Distant supervision can effectively label data for relation extraction, but suffers from the noise labeling problem. Recent works mainly perform soft bag-level noise reduction strategies to find the relatively better samples in a sentence bag, which is suboptimal compared with making a hard decision of false positive samples in sentence level. In this paper, we introduce an adversarial learning framework, which we named DSGAN, to learn a sentence-level true-positive generator. Inspired by Generative Adversarial Networks, we regard the positive samples generated by the generator as the negative samples to train the discriminator.
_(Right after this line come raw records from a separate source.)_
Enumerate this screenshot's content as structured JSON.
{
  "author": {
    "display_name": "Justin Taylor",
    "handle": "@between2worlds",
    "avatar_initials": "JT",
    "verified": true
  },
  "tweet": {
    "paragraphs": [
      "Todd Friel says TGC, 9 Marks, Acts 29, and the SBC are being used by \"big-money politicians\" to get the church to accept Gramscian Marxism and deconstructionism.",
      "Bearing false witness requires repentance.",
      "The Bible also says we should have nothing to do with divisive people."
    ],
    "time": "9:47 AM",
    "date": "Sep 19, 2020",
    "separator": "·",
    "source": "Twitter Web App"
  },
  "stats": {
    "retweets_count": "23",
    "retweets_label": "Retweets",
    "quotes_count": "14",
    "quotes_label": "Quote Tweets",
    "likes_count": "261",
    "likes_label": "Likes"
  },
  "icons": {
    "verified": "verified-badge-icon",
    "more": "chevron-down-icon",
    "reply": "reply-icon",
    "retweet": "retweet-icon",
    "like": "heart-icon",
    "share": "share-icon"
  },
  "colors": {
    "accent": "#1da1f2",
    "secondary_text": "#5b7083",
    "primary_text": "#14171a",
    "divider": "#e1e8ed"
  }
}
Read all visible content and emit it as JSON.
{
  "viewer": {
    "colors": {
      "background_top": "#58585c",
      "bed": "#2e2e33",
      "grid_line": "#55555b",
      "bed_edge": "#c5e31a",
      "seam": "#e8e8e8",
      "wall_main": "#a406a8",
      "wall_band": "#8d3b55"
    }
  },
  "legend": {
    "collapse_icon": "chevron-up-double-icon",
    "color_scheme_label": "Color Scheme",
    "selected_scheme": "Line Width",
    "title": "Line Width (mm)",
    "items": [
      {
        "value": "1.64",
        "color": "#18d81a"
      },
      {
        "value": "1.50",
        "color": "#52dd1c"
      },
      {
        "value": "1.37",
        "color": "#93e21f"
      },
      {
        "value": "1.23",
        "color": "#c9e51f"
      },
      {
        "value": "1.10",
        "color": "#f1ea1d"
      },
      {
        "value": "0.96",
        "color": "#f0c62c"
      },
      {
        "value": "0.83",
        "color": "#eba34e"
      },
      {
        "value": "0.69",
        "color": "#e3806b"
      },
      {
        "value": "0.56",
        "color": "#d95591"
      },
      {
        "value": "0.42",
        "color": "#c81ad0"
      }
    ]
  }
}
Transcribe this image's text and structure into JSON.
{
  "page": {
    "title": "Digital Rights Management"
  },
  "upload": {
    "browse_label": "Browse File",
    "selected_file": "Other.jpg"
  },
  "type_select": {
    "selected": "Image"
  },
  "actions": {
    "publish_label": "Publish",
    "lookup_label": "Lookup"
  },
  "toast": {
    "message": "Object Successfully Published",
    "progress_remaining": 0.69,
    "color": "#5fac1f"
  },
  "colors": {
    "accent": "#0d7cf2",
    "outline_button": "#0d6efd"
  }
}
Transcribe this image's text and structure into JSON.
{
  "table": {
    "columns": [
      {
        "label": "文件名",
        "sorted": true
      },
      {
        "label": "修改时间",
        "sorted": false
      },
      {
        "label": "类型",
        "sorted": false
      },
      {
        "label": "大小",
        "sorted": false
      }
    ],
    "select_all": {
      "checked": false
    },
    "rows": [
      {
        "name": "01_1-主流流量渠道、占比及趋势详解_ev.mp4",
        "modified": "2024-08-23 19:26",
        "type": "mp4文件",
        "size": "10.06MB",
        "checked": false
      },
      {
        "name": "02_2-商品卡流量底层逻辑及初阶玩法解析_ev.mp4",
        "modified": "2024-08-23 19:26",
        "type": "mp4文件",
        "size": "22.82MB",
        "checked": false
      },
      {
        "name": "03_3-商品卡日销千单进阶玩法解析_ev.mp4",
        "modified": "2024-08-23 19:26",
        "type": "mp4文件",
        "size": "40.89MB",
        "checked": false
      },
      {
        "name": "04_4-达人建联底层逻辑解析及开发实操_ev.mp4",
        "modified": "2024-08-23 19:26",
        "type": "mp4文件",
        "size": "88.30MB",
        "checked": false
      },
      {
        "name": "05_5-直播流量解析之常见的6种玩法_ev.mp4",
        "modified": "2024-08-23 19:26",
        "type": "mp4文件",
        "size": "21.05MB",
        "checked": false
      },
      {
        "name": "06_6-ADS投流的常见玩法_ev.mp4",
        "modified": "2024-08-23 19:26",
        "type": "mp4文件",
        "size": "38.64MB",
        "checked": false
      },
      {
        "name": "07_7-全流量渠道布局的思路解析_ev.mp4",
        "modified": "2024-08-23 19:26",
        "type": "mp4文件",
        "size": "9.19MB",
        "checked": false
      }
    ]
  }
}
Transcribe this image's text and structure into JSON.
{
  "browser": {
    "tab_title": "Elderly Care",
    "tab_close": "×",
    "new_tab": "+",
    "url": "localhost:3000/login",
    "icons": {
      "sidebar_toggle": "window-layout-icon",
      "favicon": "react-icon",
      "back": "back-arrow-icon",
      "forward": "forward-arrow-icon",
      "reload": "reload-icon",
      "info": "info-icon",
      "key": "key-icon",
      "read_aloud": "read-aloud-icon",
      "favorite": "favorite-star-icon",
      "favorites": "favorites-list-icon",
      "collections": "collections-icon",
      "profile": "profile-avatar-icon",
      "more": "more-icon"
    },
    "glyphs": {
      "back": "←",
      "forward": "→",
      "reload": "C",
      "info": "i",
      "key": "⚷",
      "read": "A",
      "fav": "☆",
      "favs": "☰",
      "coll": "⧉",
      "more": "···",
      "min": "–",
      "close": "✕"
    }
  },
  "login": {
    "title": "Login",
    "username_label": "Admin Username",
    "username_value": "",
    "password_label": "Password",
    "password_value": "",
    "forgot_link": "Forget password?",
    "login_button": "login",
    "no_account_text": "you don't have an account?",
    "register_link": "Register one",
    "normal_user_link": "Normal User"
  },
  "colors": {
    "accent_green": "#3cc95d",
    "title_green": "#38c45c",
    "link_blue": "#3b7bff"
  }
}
The optimal generator is obtained until the discrimination ability of the discriminator has the greatest decline. We adopt the generator to filter distant supervision training dataset and redistribute the false positive instances into the negative set, in which way to provide a cleaned dataset for relation classification. The experimental results show that the proposed strategy significantly improves the performance of distant supervision relation extraction comparing to state-of-the-art systems.